Acupuncture is a technique used in Eastern medicine as a pain relieving analgesic.  A paper published in Current Pain and Headache Reports did a review regarding acupuncture used in helping patients with pain after surgery (post-operative pain).  The authors found that acupuncture is a low-risk method that has the potential to enhance post-operative analgesia, decrease opioid requirements and reduce unwanted side-effects of anesthesia such as nausea and vomiting. ~ Dr. Broussard

Acupuncture and Postoperative Pain Reduction

Current Pain and Headache Reports. 2022 Apr 28. doi: 10.1007/s11916-022-01048-4.
Shivani Shah
PMID: 35482244 DOI: 10.1007/s11916-022-01048-4

Abstract
Purpose of review: Acupuncture is an analgesic technique that has long been utilized in Eastern medicine. In recent times, various acupuncture techniques have been used in integrated pain management approaches in Western medicine. It has even been adopted as an analgesic method in surgical patients. Currently, no review exists regarding various acupuncture techniques used in perioperative pain management and data describing the utility of these techniques. This paper synthesizes the latest literature regarding the role of acupuncture in perioperative pain management. The authors sought to describe various acupuncture modalities used to help manage surgical pain and synthesize the current body of literature to help readers make informed judgements on the topic.
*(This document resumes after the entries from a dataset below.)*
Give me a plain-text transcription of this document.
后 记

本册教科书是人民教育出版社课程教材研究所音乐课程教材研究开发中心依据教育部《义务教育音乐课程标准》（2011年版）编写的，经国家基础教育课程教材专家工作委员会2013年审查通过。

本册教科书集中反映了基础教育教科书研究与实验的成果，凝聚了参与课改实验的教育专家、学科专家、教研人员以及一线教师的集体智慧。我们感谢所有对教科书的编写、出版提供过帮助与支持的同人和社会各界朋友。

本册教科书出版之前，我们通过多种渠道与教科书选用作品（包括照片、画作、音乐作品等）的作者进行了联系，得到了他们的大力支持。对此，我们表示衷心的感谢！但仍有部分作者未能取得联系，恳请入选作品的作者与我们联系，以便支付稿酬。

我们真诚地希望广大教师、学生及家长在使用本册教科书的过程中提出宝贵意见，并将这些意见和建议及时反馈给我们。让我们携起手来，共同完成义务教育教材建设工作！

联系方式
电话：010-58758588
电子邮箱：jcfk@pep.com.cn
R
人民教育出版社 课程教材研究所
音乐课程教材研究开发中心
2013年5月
Recent findings: Patients undergoing abdominal, spine/neuro, and gynecologic pelvic surgery generally benefit from acupuncture. Out of the various acupuncture techniques, electroacupuncture, transcutaneous electric acupoint stimulation, and traditional total body acupuncture seem to be most promising as adjuncts to multimodal perioperative analgesia. Benefits include improved analgesia and/or reduced narcotic requirements, decrease in PONV, and shorter time to return of bowel function. Acupuncture is a low-risk method that has the potential to enhance perioperative analgesia, decrease opioid requirement, and reduce unwanted side effects of anesthesia, surgery, and opioid administration such as nausea/vomiting. Given the variety of patient populations, various acupuncture techniques, and small patient populations for most current studies; it remains difficult to determine which acupuncture method would most benefit specific patients. Future studies with more robust sample sizes and prospective comparison on acupuncture technique would help better characterize acupuncture’s role in perioperative pain management.

Keywords: Acupressure; Electroacupuncture; Moxibustion; Perioperative acupuncture; Perioperative analgesia; Perioperative pain; Transcutaneous electric acupoint stimulation.

© 2022. The Author(s), under exclusive licence to Springer Science+Business Media, LLC, part of Springer Nature.